While Slovakia’s Prime Minister Robert Fico and Serbia’s President Aleksandar Vučić were among the few European leaders on the rostrum, Szijjártó represented Budapest at the event and publicly cast Hungary as a “bridge” between East and West. For Brussels, the problem is that the bridge looks increasingly one-way. The European Union’s policy toward China since 2023 has been “de-risking,” not decoupling: tightening scrutiny of sensitive technologies, mapping dependencies, and using trade defenses while still seeking cooperation where interests align. That framework now includes countervailing duties on Chinese electric vehicles and a China-initiated WTO dispute (DS630) challenging those measures. When a senior EU official appears at a parade framed by Putin and Kim, the symbolism cuts directly against the Union’s attempt to maintain leverage through unity and measured pressure, and risks advertising a loophole Beijing can use to divide member states. The economics are not risk-free either. Hungary has become the single largest European destination for Chinese FDI—31% of the European total in 2024, driven by capital-intensive EV and battery projects—giving Budapest short-term wins but concentrating exposure to a single political and industrial ecosystem.
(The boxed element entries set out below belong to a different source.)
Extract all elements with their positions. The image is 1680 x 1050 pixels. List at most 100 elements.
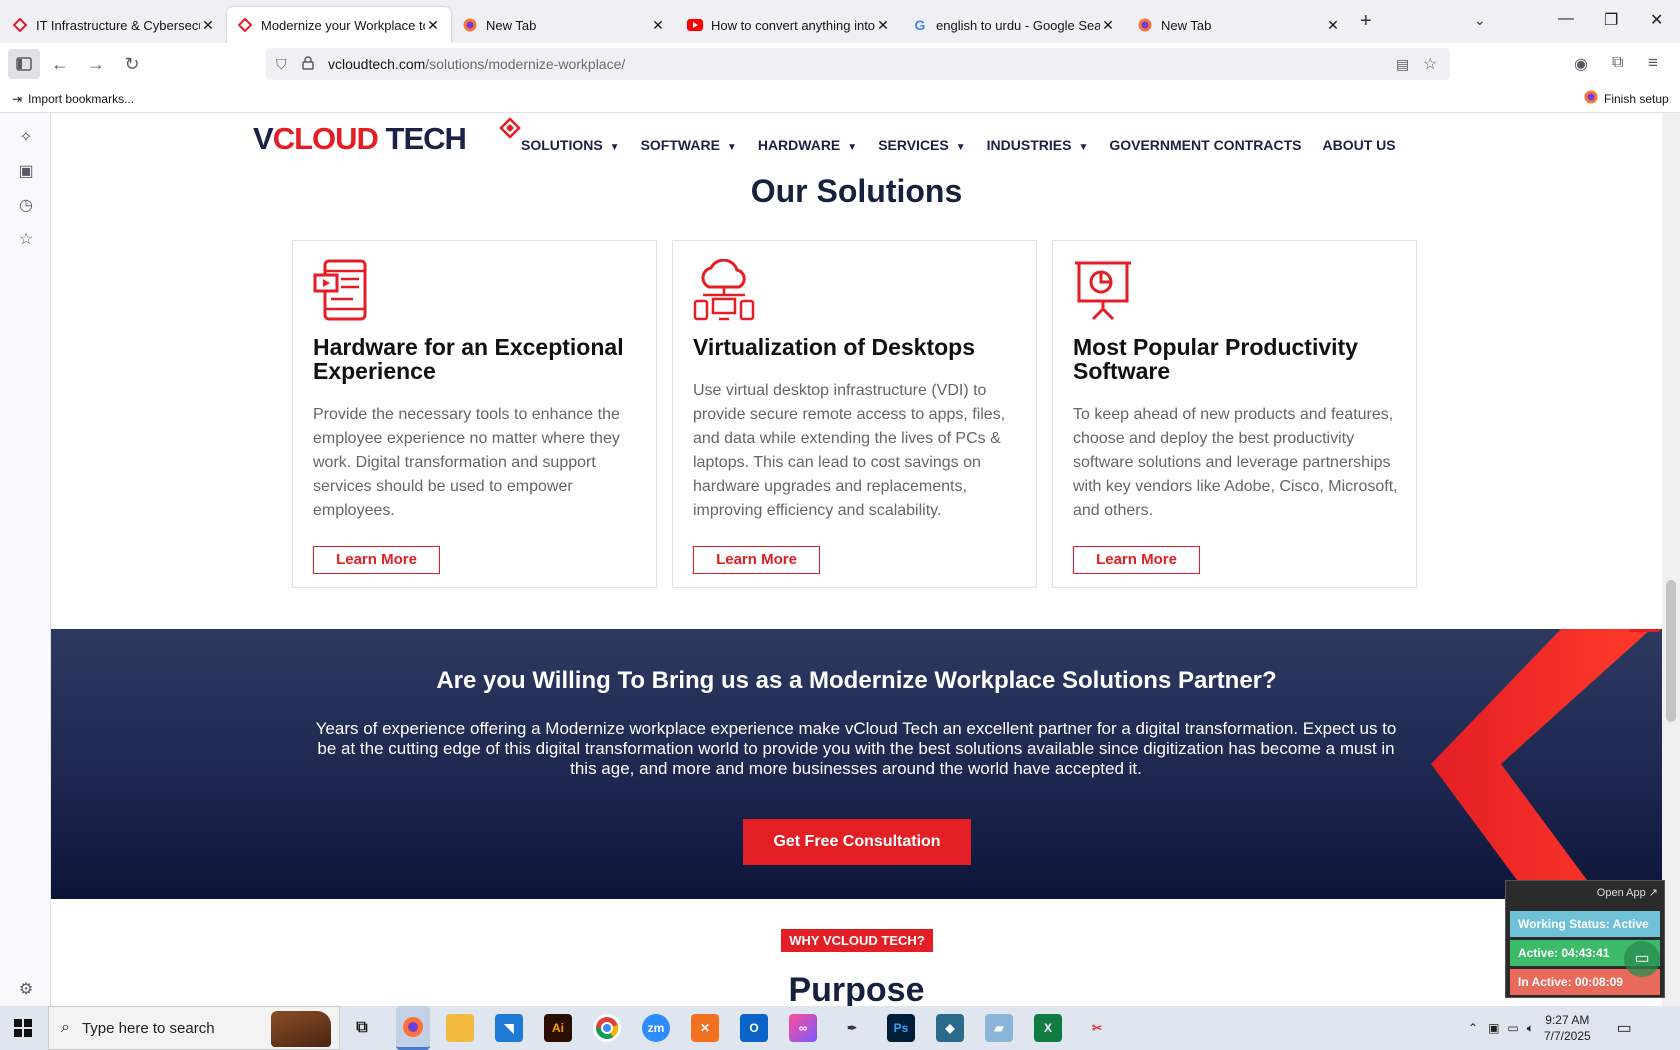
clock-time: 9:27 AM <box>1545 1013 1590 1027</box>
open-app-label: Open App <box>1596 887 1646 899</box>
get-free-consultation-button[interactable]: Get Free Consultation <box>743 819 971 865</box>
tab-0[interactable]: IT Infrastructure & Cybersecurity ✕ <box>2 7 226 43</box>
card-body: Provide the necessary tools to enhance t… <box>313 406 620 519</box>
illustrator-icon[interactable]: Ai <box>544 1014 572 1042</box>
clock-date: 7/7/2025 <box>1543 1029 1591 1043</box>
reload-icon[interactable]: ↻ <box>116 49 148 79</box>
partner-heading: Are you Willing To Bring us as a Moderni… <box>436 667 1277 694</box>
snipping-tool-icon[interactable]: ✂ <box>1083 1014 1111 1042</box>
creative-cloud-icon[interactable]: ∞ <box>789 1014 817 1042</box>
card-body: To keep ahead of new products and featur… <box>1073 406 1398 519</box>
scrollbar-thumb[interactable] <box>1666 580 1676 722</box>
menu-hamburger-icon[interactable]: ≡ <box>1648 53 1658 73</box>
restore-icon[interactable]: ❐ <box>1604 10 1618 30</box>
synced-tabs-icon[interactable]: ▣ <box>16 161 36 181</box>
menu-software[interactable]: SOFTWARE ▼ <box>641 137 737 153</box>
vscode-icon[interactable]: ◥ <box>495 1014 523 1042</box>
menu-services[interactable]: SERVICES ▼ <box>878 137 965 153</box>
import-bookmarks-link[interactable]: Import bookmarks... <box>28 92 134 106</box>
app-diamond-icon[interactable]: ◆ <box>936 1014 964 1042</box>
tab-5[interactable]: New Tab ✕ <box>1127 7 1351 43</box>
learn-more-button[interactable]: Learn More <box>313 546 440 574</box>
tab-bar: IT Infrastructure & Cybersecurity ✕ Mode… <box>0 0 1680 43</box>
url-bar[interactable]: ⛉ vcloudtech.com/solutions/modernize-wor… <box>266 48 1450 80</box>
firefox-icon <box>462 17 478 33</box>
bookmark-star-icon[interactable]: ☆ <box>1423 54 1437 74</box>
excel-icon[interactable]: X <box>1034 1014 1062 1042</box>
external-link-icon: ↗ <box>1648 887 1658 899</box>
windows-start-icon[interactable] <box>14 1019 32 1042</box>
finish-setup-button[interactable]: Finish setup <box>1584 90 1669 107</box>
menu-industries[interactable]: INDUSTRIES ▼ <box>987 137 1089 153</box>
outlook-icon[interactable]: O <box>740 1014 768 1042</box>
pen-tool-icon[interactable]: ✒ <box>838 1014 866 1042</box>
lock-icon[interactable] <box>302 55 318 73</box>
logo-cloud: CLOUD <box>272 121 379 156</box>
tracking-shield-icon[interactable]: ⛉ <box>276 56 294 73</box>
card-title: Hardware for an Exceptional Experience <box>313 334 624 384</box>
open-app-link[interactable]: Open App ↗ <box>1597 886 1658 899</box>
logo-v: V <box>253 121 274 156</box>
notepad-icon[interactable]: ▰ <box>985 1014 1013 1042</box>
time-tracker-widget: Open App ↗ Working Status: Active Active… <box>1505 880 1665 998</box>
back-arrow-icon[interactable]: ← <box>44 49 76 79</box>
bookmarks-star-icon[interactable]: ☆ <box>16 229 36 249</box>
vcloud-tech-logo[interactable]: VCLOUD TECH <box>253 117 521 157</box>
menu-government-contracts[interactable]: GOVERNMENT CONTRACTS <box>1109 137 1301 153</box>
page-scrollbar[interactable] <box>1662 113 1680 1006</box>
tablet-device-icon <box>313 259 367 321</box>
firefox-icon <box>1137 17 1153 33</box>
close-icon[interactable]: ✕ <box>200 17 216 34</box>
logo-tech: TECH <box>377 121 467 156</box>
volume-icon[interactable]: 🔈︎ <box>1527 1021 1534 1036</box>
xampp-icon[interactable]: ✕ <box>691 1014 719 1042</box>
partner-banner: Are you Willing To Bring us as a Moderni… <box>51 629 1662 899</box>
minimize-icon[interactable]: — <box>1558 10 1574 28</box>
close-icon[interactable]: ✕ <box>650 17 666 34</box>
learn-more-button[interactable]: Learn More <box>1073 546 1200 574</box>
vcloud-favicon-icon <box>12 17 28 33</box>
windows-taskbar: ⌕ Type here to search ⧉ ◥ Ai zm ✕ O ∞ ✒ … <box>0 1006 1680 1050</box>
close-icon[interactable]: ✕ <box>425 17 441 34</box>
menu-label: HARDWARE <box>757 137 841 153</box>
taskbar-search-box[interactable]: ⌕ Type here to search <box>48 1006 340 1050</box>
menu-hardware[interactable]: HARDWARE ▼ <box>758 137 857 153</box>
menu-label: INDUSTRIES <box>986 137 1072 153</box>
sidebar-toggle-icon[interactable] <box>8 49 40 79</box>
forward-arrow-icon[interactable]: → <box>80 49 112 79</box>
clock[interactable]: 9:27 AM 7/7/2025 <box>1544 1012 1591 1044</box>
tab-label: New Tab <box>1161 17 1212 33</box>
menu-about-us[interactable]: ABOUT US <box>1322 137 1395 153</box>
ai-sparkle-icon[interactable]: ✧ <box>16 127 36 147</box>
tab-4[interactable]: G english to urdu - Google Search ✕ <box>902 7 1126 43</box>
taskbar-firefox-icon[interactable] <box>396 1006 430 1050</box>
tab-3[interactable]: How to convert anything into E ✕ <box>677 7 901 43</box>
caret-down-icon: ▼ <box>726 142 737 153</box>
network-icon[interactable]: ▭ <box>1507 1021 1518 1035</box>
task-view-icon[interactable]: ⧉ <box>348 1014 376 1042</box>
close-icon[interactable]: ✕ <box>1100 17 1116 34</box>
close-icon[interactable]: ✕ <box>875 17 891 34</box>
learn-more-button[interactable]: Learn More <box>693 546 820 574</box>
chrome-icon[interactable] <box>593 1014 621 1042</box>
close-icon[interactable]: ✕ <box>1325 17 1341 34</box>
tray-app-icon[interactable]: ▣ <box>1488 1021 1499 1035</box>
account-icon[interactable]: ◉ <box>1574 54 1588 74</box>
settings-gear-icon[interactable]: ⚙ <box>16 979 36 999</box>
file-explorer-icon[interactable] <box>446 1014 474 1042</box>
photoshop-icon[interactable]: Ps <box>887 1014 915 1042</box>
tab-2[interactable]: New Tab ✕ <box>452 7 676 43</box>
reader-view-icon[interactable]: ▤ <box>1396 56 1409 73</box>
window-close-icon[interactable]: ✕ <box>1650 10 1663 30</box>
list-tabs-chevron-icon[interactable]: ⌄ <box>1474 12 1486 29</box>
chat-bubble-icon[interactable]: ▭ <box>1624 941 1660 977</box>
system-tray: ⌃ ▣ ▭ 🔈︎ 9:27 AM 7/7/2025 ▭ <box>1468 1006 1632 1050</box>
notifications-icon[interactable]: ▭ <box>1617 1018 1632 1038</box>
tray-chevron-up-icon[interactable]: ⌃ <box>1468 1021 1478 1035</box>
tab-1[interactable]: Modernize your Workplace to E ✕ <box>227 7 451 43</box>
extensions-icon[interactable]: ⧉ <box>1612 54 1623 72</box>
history-icon[interactable]: ◷ <box>16 195 36 215</box>
menu-solutions[interactable]: SOLUTIONS ▼ <box>521 137 620 153</box>
new-tab-plus-icon[interactable]: + <box>1360 10 1372 33</box>
zoom-icon[interactable]: zm <box>642 1014 670 1042</box>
That exposure is already colliding with on-the-ground realities: the CATL battery megaproject in Debrecen has faced court setbacks and persistent environmental protest over water, waste and local impact, and BYD’s flagship EV plant timeline in Szeged has been clouded by reports of delays even as officials issue reassurances. Such turbulence is normal in big industrial bets, but when a third of China’s Europe-bound investment funnels into one country, each hiccup becomes a macro risk—and an obvious lever for political pressure.
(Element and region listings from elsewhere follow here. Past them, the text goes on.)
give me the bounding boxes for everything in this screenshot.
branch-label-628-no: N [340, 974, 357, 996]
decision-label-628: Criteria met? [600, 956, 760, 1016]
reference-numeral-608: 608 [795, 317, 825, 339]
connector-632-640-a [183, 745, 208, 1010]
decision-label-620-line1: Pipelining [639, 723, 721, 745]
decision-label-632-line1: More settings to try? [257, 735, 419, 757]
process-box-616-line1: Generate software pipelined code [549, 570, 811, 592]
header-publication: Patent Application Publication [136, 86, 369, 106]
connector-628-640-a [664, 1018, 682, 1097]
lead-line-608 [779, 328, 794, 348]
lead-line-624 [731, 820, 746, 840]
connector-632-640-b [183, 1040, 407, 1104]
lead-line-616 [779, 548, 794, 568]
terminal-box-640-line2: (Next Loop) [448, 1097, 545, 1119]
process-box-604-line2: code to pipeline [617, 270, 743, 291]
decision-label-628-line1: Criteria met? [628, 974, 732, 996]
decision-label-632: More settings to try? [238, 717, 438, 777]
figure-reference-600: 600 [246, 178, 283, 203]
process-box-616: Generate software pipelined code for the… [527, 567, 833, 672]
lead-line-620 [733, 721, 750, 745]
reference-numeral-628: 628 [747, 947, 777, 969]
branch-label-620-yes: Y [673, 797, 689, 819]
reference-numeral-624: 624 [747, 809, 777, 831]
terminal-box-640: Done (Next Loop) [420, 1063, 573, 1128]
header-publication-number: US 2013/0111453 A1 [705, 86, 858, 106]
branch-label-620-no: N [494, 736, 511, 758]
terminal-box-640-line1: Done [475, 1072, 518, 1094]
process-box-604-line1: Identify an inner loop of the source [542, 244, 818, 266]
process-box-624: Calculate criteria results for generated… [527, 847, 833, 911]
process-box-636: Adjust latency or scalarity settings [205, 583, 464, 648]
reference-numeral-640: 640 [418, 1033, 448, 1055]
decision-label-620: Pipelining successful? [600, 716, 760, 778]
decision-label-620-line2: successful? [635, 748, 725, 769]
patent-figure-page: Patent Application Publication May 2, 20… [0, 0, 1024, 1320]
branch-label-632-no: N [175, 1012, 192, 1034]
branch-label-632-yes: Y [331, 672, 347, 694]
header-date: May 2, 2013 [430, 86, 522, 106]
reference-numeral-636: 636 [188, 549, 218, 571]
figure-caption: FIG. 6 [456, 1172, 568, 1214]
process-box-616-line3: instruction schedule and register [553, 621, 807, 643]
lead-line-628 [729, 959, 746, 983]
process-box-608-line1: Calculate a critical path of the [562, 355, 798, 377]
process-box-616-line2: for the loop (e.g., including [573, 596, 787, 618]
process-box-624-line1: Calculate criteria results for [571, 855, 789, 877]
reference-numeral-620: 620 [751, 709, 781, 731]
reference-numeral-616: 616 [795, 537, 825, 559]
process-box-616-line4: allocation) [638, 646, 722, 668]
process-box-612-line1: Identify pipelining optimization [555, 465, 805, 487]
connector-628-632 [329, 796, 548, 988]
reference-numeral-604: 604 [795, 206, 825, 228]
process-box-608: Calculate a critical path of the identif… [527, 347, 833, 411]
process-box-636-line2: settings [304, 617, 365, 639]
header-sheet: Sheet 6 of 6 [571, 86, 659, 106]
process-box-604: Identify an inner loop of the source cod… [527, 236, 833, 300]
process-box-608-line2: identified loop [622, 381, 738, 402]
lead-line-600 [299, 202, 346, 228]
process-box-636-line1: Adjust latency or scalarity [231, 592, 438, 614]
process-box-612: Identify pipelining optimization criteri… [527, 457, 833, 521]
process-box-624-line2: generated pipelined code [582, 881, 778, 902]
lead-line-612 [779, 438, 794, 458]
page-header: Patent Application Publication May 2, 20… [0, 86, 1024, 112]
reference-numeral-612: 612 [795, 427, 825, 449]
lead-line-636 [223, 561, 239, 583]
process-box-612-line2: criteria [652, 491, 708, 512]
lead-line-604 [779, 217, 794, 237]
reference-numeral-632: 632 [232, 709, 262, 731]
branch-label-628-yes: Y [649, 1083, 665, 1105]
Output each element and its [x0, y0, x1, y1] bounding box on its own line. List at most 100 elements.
Strategically, the optics are worse than the deal-making. The parade was designed to signal a world in which authoritarian powers make common cause; most Western representatives stayed away precisely to avoid legitimizing that message. For an EU and NATO member that benefits from European market access, cohesion funds, and collective security, the photo-op value in Beijing is outweighed by the reputational cost in Brussels and allied capitals, where Hungary’s presence is read as daylight between Budapest and a common European line. That daylight could matter in future intra-EU horse-trading—from trade defenses and subsidy control to Ukraine policy—and it could reduce the Union’s willingness to go to bat for Hungary when hard choices arise over tariffs, state-aid exemptions, or rule-of-law conditionality. In pure realpolitik terms, Szijjártó’s trip may help land another tranche of factories and headline MOUs; in grand-strategy terms, it deepens asymmetry with China, weakens EU bargaining power by signalling disunity, and ties Hungary’s economic fortunes closer to a supply chain and security architecture that the rest of Europe is actively trying to hedge against. That is why, even judged pragmatically, it was not a particularly good decision.